Dear Hedge Funds: This Is Who Is Responsible For Your Deplorable Returns

Over the past several years we have repeatedly stated that despite protests to the contrary, the single biggest factor explaining the underperformance of the active community in general, and hedge funds in particular, has been the ubiquitous influence of the Fed and other central banks over the capital markets. 

Specifically, back in October 2015, we wrote that "as central planning has dominated every piece of fundamental news, and as capital flows trump actual underlying data (usually in an inverse way, with negative economic news leading to surging markets), the conventional asset management game has been turned on its head. We have said this every single year for the past 7, and we are confident that as long as the Fed and central banks double as Chief Risk Officers for the market, "hedge" funds will be on an accelerated path to extinction, quite simply because in a world where a central banker's money printer is the best and only "hedge" (for now), there is no reason to fear capital loss - after all the bigger the drop, the greater the expected central bank response according to classical Pavlovian conditioning."

Several years later, Goldman Sachs confirms that we were correct.

In a note released overnight by Goldman's Robert Boroujerdi titled "An Rx for Active Management" and which seeks to explain the now chronic underperformance of the "smart money", the Goldman analyst says he has identified two key considerations impacting the performance of actively managed equity funds including 1) the nature of market regimes and 2) behavioral tendencies of portfolio managers.

Among the various considerations described by Goldman, both market and behavioral, chief among which the observation that alpha is cyclical and that "there have been 4 distinct alpha cycles since 1990, with prior periods of persistent alpha (1990-94; 2000-09) each followed by a respective period of underperformance (1995-99; 2010-2016)"...

... the smoking gun in the report was the admission that "QE has been a headwind… Low Rates, Low Vol, Low Dispersion -> Low Alpha."

And the punchline: in a slide titled "A word on QE: Does Active Have A QE Hangover", the simple answer is: yes.

He makes three main points:  

The slide in full:

Ironically, it has been the hedge fund community which during the current decade has been among the most vocal supporters of first Bernanke and then Yellen, and QE in general. Meanwhile, as central banks "saved" markets, they unleashed the passive, ETF revolution which is the real "great rotation", as every weeks sees tens of billions in funds shifted from hedge funds and other active managers to low-cost passive alternatives.

What can fix this abnormal market state?
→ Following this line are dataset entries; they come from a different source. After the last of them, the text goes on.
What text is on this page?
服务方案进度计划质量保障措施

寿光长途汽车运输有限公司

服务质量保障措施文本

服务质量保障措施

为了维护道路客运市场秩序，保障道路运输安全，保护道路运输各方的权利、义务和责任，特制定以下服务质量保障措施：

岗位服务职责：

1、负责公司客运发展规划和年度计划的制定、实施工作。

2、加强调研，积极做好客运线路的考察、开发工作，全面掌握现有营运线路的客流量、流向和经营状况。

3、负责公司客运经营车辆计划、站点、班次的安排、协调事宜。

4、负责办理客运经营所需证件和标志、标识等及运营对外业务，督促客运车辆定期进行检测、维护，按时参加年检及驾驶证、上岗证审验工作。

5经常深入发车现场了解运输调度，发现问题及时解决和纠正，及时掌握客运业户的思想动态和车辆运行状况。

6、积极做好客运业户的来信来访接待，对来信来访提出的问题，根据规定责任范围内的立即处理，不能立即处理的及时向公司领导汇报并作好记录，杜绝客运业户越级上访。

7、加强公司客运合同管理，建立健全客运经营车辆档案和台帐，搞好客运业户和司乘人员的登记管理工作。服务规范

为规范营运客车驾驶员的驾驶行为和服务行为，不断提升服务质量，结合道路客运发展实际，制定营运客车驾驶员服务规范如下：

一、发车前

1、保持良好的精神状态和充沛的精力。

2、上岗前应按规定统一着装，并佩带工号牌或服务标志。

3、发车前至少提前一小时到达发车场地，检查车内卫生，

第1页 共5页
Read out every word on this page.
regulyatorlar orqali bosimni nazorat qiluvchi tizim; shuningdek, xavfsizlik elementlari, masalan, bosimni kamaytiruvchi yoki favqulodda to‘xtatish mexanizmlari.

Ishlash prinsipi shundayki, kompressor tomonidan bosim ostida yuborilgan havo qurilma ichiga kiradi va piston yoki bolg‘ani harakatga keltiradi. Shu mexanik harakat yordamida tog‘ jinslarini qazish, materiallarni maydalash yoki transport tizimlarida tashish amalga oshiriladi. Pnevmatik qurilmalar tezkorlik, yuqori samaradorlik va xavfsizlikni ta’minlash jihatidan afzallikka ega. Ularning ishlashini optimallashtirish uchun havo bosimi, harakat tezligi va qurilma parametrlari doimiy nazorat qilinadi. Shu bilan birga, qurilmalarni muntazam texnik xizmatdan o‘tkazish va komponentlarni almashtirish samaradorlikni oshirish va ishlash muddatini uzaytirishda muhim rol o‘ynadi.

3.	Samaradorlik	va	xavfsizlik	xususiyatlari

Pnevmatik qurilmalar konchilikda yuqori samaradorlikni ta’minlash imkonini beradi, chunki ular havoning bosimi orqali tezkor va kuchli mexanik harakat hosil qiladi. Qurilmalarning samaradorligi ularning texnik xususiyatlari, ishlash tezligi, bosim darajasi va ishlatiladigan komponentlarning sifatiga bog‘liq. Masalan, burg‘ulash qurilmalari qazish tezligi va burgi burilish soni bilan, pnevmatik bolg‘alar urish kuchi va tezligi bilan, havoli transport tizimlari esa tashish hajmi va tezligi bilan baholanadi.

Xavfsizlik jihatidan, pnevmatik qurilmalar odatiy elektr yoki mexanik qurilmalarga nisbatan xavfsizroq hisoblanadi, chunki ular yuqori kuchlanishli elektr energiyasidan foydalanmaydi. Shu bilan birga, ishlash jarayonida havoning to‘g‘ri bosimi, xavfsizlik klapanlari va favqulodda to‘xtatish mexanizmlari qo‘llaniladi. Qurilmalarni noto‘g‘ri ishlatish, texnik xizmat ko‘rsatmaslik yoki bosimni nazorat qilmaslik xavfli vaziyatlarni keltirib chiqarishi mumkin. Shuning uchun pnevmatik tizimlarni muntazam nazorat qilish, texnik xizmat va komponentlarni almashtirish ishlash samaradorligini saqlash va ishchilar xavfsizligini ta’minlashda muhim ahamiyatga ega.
Here the answer is also straightforward: a market crash.

As Goldman shows, active investing lags in up markets and outperforms but only in down markets:

  • Market upside vs. downside capture for actively managed mutual funds is not symmetric.
  • In “up markets” (SPX 1-month return +2% or more), the median active manager underperforms the market by approximately 20bps, on average.
  • However, in “down markets” (SPX -2% or more), actively managed funds have outperformed their benchmark by nearly 40bps, on average.
  • In the two most significant drawdowns since 1990 (Sept. 2000 – Sept. 2002) and (Nov 2007 – Feb 2009), the median long-only active manager was able to cushion downside and outperform the market.

Which brings us to a conclusion we have stated repeatedly on many previous occasions: while hedge funds, especially established ones with significant AUM, find the current status quo relatively comfortable - after all they get to clip their management fees year after year (forget the "performance" upside), extrapolating current trends in central-bank dominated markets would eventually lead to "active" extinction, and the complete domination of ETF-based and other low-cost passive strategies. Furthermore, taken to its thought experiment extreme, a situation in which there is only passive management would guarantee that the next market crash would be truly unprecedented with few hedge funds there to hunt for bargains.

Ironically, the only event that can break this sequence of events would be a market crash, one which finally ends the current pernicious equilibrium and resets the capital markets. For that to happen however, both the Yellen and now Trump put would have to be eliminated. And that, as the past 8 years have shown, is easier said than done. For the sake of hedge funds and their dwindling assets under management, however, they better fund a way and soon.